The message of Christmas, the wish of the day, never loses its power, all good people yearning for a world in which we can sleep in heavenly peace.

EDITORIAL

We imagine a world free of war in Israel and Afghanistan, in Somalia and Libya, in Nigeria and Pakistan. We imagine a world at peace in New York City and on the South Side of Chicago.

More than imagine, we are challenged each Christmas Day to do our share to make a more peaceful world a reality. The story of the Christ Child in the manger is infused with promise and expectations. A savior is born. We are challenged, whatever our religious beliefs, to find the spirit of Christ within ourselves. We are asked to be saviors, too.

In New York last weekend, an angry and deranged man shot and killed two police officers sitting in a squad car. The killer, who then took his own life, said he was avenging acts of police brutality in New York and in Ferguson, Mo.

Furious police officers across the country blame the killing of the two New York cops on the anti-police bile of protesters in Staten Island, Ferguson and elsewhere in recent months, and there is something to that. Too often protesters against perceived police brutality — an undeniably real problem — went well beyond criticizing specific practices and actions to demonizing the police themselves.

The greatest threat to our police, though, is not one angry loner incited to violence by anti-police rhetoric. It is the appallingly dangerous situations we throw officers into every day, in places that know no peace.

Peace comes with social justice, of which there is not enough. Too many Americans, especially young black men, still don’t get a fair shake. Instead, we hide behind the police, asking them to keep us safe. The cops pay the price so that we don’t have to.

There is no excusing criminal behavior. There is no tolerating killers and armed robbers. Arrest them, convict them and lock them up. There is, for that matter, no excusing absent or lousy parents.

But let’s admit how society grows criminals. It is no secret.

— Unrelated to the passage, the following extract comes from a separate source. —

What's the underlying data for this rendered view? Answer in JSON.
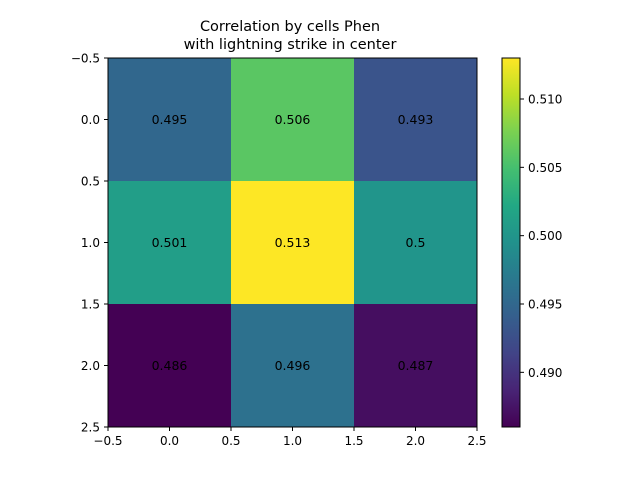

We send them to inferior, sometimes awful, schools. Michael Brown, the teenager killed by a Ferguson police officer in August, attended a high school with such a dismal level of academic performance that it had lost its state accreditation by the time he graduated. About half of the school’s black male students never graduate, and just one in four make it to a four-year college.

We give them little chance, especially without that high school diploma, at decent paying employment. Entry-level jobs are scarce for teenage boys along the depressed streets of our inner cities. Black unemployment rates are twice as high as white unemployment rates, a gap that has not narrowed over more than half a century.

We scoop them up and put them in jail and prison at an early age, often for the sort of offenses — petty thefts and drug abuse — that might mean probation for a middle-class young man with a good lawyer. “One of every three black American males born today can expect to go to prison in his lifetime,” according to a 2013 report to the United Nations. Of the 2.3 million people now incarcerated, 1 million are African-Americans.

If they were not hardened criminals before they were locked up, there is a better chance they will be by the time they are released.

Misfortune is not predestination. Many Americans, of all races and ethnicity, are born into miserable circumstances and, nonetheless, find their way up and out. They survive dysfunctional families. They stay in school when others do not. They get that scarce good job.

But, in fairness, let’s acknowledge the odds.

Peace on Earth begins in our own backyard.